Sylvy Jaglin and Alain Dubresson
ESKOM. Electricity and Technopolitics in South Africa
UCT Press, 2016, 196 p.
Traduction en anglais du livre : ESKOM. Electricité et pouvoir en Afrique du Sud, Karthala, Paris, 228 p.
Africa’s leading producer of electricity, Eskom Holdings SOC Ltd, is also a vertically integrated monopoly owned by the South African state. Eskom was shaken in 2008, when it was obliged to introduce ‘load shedding’, or rolling blackouts, and again in late 2014 . Since then, there has been an accumulation of grid dysfunctions, scheduled blackouts and blackout warnings.
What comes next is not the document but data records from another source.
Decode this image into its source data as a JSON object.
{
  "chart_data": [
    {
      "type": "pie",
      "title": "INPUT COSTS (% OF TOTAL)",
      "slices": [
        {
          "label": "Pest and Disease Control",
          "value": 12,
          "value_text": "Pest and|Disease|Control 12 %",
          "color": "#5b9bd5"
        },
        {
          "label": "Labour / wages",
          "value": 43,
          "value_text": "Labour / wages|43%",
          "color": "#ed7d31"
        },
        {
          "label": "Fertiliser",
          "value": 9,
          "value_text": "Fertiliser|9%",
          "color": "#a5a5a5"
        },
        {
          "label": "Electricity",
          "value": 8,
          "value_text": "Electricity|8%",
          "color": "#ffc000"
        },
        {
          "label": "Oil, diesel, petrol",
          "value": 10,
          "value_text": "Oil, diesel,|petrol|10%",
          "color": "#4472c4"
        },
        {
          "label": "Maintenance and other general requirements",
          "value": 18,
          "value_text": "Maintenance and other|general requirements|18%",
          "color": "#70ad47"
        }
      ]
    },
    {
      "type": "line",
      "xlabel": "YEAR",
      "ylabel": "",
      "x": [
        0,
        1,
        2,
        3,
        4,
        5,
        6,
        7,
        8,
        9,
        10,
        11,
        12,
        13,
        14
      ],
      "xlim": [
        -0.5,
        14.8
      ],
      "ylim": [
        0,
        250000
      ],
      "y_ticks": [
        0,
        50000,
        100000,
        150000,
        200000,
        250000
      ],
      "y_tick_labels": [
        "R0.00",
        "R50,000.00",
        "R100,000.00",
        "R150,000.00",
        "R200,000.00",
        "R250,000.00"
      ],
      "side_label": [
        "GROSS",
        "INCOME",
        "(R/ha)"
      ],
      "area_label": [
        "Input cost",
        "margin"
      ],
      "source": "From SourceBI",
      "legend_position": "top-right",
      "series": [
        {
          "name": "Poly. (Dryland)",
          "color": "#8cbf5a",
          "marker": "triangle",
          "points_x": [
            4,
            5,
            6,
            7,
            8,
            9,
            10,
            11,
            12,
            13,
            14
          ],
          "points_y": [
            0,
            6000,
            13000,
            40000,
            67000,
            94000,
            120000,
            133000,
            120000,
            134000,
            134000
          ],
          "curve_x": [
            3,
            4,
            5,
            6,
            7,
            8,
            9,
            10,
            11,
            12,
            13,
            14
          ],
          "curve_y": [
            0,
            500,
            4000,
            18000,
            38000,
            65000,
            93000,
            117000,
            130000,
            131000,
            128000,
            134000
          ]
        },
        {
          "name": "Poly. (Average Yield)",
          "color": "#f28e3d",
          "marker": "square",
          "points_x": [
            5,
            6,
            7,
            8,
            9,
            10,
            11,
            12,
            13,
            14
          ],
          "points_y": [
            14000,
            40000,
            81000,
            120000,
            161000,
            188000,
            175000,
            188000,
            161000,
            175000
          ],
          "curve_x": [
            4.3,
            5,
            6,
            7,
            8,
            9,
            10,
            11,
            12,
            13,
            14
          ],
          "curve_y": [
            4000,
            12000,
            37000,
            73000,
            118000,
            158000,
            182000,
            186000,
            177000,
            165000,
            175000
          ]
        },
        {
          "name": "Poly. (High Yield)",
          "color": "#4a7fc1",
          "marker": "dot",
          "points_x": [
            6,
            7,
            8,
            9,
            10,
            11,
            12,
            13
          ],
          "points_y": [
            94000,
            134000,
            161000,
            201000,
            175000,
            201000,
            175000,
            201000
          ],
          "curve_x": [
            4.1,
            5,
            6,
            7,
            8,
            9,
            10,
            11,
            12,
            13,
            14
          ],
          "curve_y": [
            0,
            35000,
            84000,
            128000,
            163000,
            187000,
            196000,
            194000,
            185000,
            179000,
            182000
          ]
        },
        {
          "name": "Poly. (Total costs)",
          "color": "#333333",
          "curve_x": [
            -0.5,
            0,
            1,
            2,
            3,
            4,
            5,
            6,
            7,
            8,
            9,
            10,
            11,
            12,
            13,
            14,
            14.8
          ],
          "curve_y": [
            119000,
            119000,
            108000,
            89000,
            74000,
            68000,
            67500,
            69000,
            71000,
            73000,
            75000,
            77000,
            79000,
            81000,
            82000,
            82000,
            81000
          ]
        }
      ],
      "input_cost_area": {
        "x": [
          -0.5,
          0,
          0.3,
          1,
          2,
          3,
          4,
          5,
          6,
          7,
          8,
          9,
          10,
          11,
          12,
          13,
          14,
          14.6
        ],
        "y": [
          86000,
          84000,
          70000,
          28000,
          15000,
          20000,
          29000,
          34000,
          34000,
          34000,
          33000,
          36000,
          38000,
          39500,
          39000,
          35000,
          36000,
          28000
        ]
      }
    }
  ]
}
Trying to understand how and why one of the pillars of South African state capitalism is now in distress, the authors of this book argue that the so-called electricity crisis is in fact a public monopoly crisis. Moving beyond technical aspects, they explore the relationship between state power and Eskom before, during and after apartheid. From this perspective, they suggest that the public utility’s current technical and financial troubles are illustrative of the weakening of its technopolitical regime, of how national institutions have governed Eskom’s technological development, and of the pursuit of political goals in the production of electrical power. Without a clear industrial strategy during the 2000s, Eskom became a powerful tool of Broad-Based Black Economic Empowerment, as well as a neopatrimonial system that generates profits captured by the ruling party’s elite. As a result, the crisis in Eskom shakes the whole political edifice.
Inefficient, and with its finances increasingly under scrutiny, the existence of this state-owned enterprise as a monopolistic public utility is regularly the subject of debate. The authors propose that the solutions for dealing with the crisis all point in the direction of de-integrating Eskom and allowing its current technopolitical regime to enter a planned or natural decline.